Ancora un’amarezza per Petra Zublasing, l’atleta azzurra non riesce a conquistare una medaglia nella carabina 50 metri tre posizioni, chiudendo a ridosso di un podio che avrebbe certamente meritato.
“Sono sfigata, lo ripeto sempre” commenta l’azzurra dopo la gara. “Alla fine il quarto posto tocca sempre a me: quest’anno ne ho presi tre di fila ed è sempre brutto. Ero diversi punti avanti su ragazze che poi sono salite sul podio – ha attaccato la Zublasing subito dopo la finale – me li ero guadagnati sparando veramente bene, mi sentivo pronta a spaccare il mondo, era la mia giornata. Fa male sentirsi la migliore e arrivare al quarto posto soltanto perchè fai un 8 nel colpo prima delle avversarie. Queste nuove regole non sono meritocratiche, le hanno fatte per gli spettatori ma dovrebbero trovare una formula migliore.

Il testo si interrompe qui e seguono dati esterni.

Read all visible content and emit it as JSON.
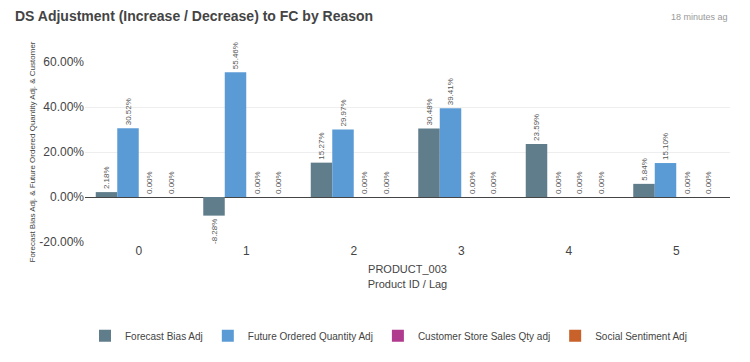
{
  "chart_data": {
    "type": "bar",
    "title": "DS Adjustment (Increase / Decrease) to FC by Reason",
    "xlabel": [
      "PRODUCT_003",
      "Product ID / Lag"
    ],
    "ylabel": "Forecast Bias Adj. & Future Ordered Quantity Adj. & Customer",
    "categories": [
      0,
      1,
      2,
      3,
      4,
      5
    ],
    "series": [
      {
        "name": "Forecast Bias Adj",
        "color": "#607d8b",
        "values": [
          2.18,
          -8.28,
          15.27,
          30.48,
          23.59,
          5.84
        ],
        "value_labels": [
          "2.18%",
          "-8.28%",
          "15.27%",
          "30.48%",
          "23.59%",
          "5.84%"
        ]
      },
      {
        "name": "Future Ordered Quantity Adj",
        "color": "#5b9bd5",
        "values": [
          30.52,
          55.46,
          29.97,
          39.41,
          0.0,
          15.1
        ],
        "value_labels": [
          "30.52%",
          "55.46%",
          "29.97%",
          "39.41%",
          "0.00%",
          "15.10%"
        ]
      },
      {
        "name": "Customer Store Sales Qty adj",
        "color": "#b03a8e",
        "values": [
          0.0,
          0.0,
          0.0,
          0.0,
          0.0,
          0.0
        ],
        "value_labels": [
          "0.00%",
          "0.00%",
          "0.00%",
          "0.00%",
          "0.00%",
          "0.00%"
        ]
      },
      {
        "name": "Social Sentiment Adj",
        "color": "#c8612a",
        "values": [
          0.0,
          0.0,
          0.0,
          0.0,
          0.0,
          0.0
        ],
        "value_labels": [
          "0.00%",
          "0.00%",
          "0.00%",
          "0.00%",
          "0.00%",
          "0.00%"
        ]
      }
    ],
    "ylim": [
      -20,
      60
    ],
    "yticks": [
      {
        "value": -20,
        "label": "-20.00%"
      },
      {
        "value": 0,
        "label": "0.00%"
      },
      {
        "value": 20,
        "label": "20.00%"
      },
      {
        "value": 40,
        "label": "40.00%"
      },
      {
        "value": 60,
        "label": "60.00%"
      }
    ],
    "grid": true,
    "data_labels": true,
    "legend": "bottom",
    "annotations": [
      "18 minutes ag"
    ]
  }
}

Però sono contenta perchè ho sparato veramente bene, ho lottato fino alla fine e non ho lasciato nulla al caso. Se non ho fortuna nello sport, immagino che ne avrò nella vita o nell’amore: da qualche parte deve tornare. Non potevo fare nulla di diverso, una medaglia non cambia la carriera di una sportiva nè quello che ho fatto fino a oggi“. Adesso, invece, la Zublasing già pregusta la vacanza insieme al fidanzato Campriani: “voglio tanto andare a Cuba, ma dobbiamo ancora decidere. Niccolò è il tiratore più forte che abbia mai visto – ha ribadito la Zublasing – dobbiamo sempre vedere come va la giornata, ma per come l’ho visto allenarsi e per quanto ci tiene, meriterebbe almeno di stare sul podio. Lo meritavo anche io? Dico di sì, ma qualcuno dovrebbe parlare con chi sta sopra per far andare meglio la prossima volta“.